Poetic tribute to love: “Love fills us with togetherness and drains all our divisiveness away. Love calls gatherings like these together. In feasts, in dances, and in ceremonies, he gives the lead…” ends in applause of the group.

Socrates (198-

Claims he can’t possibly top the eulogy of Agathon. The self-deprecating Socrates questions Agathon on his speech, hoping to expose the truth about love and let the words and phrasing take care of themselves.

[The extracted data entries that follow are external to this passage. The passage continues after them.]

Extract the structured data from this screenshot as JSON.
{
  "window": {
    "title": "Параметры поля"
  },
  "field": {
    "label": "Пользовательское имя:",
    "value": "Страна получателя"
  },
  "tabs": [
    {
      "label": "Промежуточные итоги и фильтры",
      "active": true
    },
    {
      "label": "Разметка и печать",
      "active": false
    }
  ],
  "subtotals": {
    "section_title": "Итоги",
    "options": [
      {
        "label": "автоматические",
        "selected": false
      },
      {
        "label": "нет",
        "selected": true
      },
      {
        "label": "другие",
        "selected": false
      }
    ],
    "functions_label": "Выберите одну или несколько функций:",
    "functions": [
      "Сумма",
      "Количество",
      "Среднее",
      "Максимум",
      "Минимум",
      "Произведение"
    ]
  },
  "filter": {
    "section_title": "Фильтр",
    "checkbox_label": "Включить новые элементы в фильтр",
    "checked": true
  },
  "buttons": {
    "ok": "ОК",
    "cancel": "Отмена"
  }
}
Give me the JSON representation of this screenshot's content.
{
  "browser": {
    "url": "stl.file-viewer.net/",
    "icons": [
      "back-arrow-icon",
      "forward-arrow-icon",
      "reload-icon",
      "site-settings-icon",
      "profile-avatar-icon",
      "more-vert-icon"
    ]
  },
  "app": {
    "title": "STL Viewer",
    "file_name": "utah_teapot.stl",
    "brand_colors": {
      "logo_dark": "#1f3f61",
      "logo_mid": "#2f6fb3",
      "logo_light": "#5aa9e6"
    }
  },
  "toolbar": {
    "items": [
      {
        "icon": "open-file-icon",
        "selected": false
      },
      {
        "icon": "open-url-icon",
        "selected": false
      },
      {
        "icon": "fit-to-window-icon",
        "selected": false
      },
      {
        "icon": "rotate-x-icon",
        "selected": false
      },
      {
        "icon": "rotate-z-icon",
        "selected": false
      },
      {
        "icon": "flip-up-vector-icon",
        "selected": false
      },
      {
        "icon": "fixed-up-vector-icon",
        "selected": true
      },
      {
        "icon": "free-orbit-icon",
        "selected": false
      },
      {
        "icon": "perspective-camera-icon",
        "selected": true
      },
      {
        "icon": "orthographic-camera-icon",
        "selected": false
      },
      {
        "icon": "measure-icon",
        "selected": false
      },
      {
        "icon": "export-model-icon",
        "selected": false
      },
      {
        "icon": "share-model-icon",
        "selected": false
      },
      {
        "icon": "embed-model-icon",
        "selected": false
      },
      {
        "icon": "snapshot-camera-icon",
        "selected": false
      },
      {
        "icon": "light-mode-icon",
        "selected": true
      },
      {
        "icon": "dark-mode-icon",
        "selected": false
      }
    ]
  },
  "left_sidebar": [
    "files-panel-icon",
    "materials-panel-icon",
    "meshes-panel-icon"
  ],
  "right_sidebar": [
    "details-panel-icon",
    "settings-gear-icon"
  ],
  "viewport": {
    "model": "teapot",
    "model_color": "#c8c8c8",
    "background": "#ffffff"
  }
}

  1. Is love “of” something, or “of” nothing? Does it have an object?
    Yes.
  2. Does love desire something it has, or something it doesn’t have?
    Something it lacks.
  3. If it wants what it already has, it really wants to have it in the future also.
  4. If love needs beauty, then it doesn’t have it. So how can you say that love is beautiful?
    I don’t know what I was saying.
  5. If good things are beautiful, then love will need those also?
    Yes.

and relates Diotima’s contribution:

  1. Love is always “of” something. It has an object.
  2. The object is something that love lacks.

Love turns out no longer to be a god, but a daemon (divine being in between being and non-being). It’s not itself beautiful or good, but “of” the beautiful and good. It’s the object of love that turns out to be beautiful or good. Socrates now turns to praise love’s object instead of love itself.

Diotima’s Ladder (210-211)

Climbing from one object of love to another, until we get to the form (or essence) of beauty, the Platonic “Beautiful” of GTB (the Good, the True, and the Beautiful).

Love is to pro-create in beauty. Love someone “for themself” or for some other reason. Love is creative recognition: seeing the other as what they are, recognizing the beauty of the other person. Love is calling forth the virtue of another. Love draws the world toward itself. Love is not just what happens to us, but something that has an end or goal. Love is not just a longing for the Beautiful, but brings it forth. Love is a virtue, not merely a passion.

Most of the people we love are not those we choose. But these are people whom we are required to and must learn to love. And our love is just a particular instance of the philosophical love, the essential love.

Lessons

By loving your friends you are helping them love their true selves.

Alcibiades: the symbol of self-love gone arye. He sees Socrates like Eros, a man of need and cunning.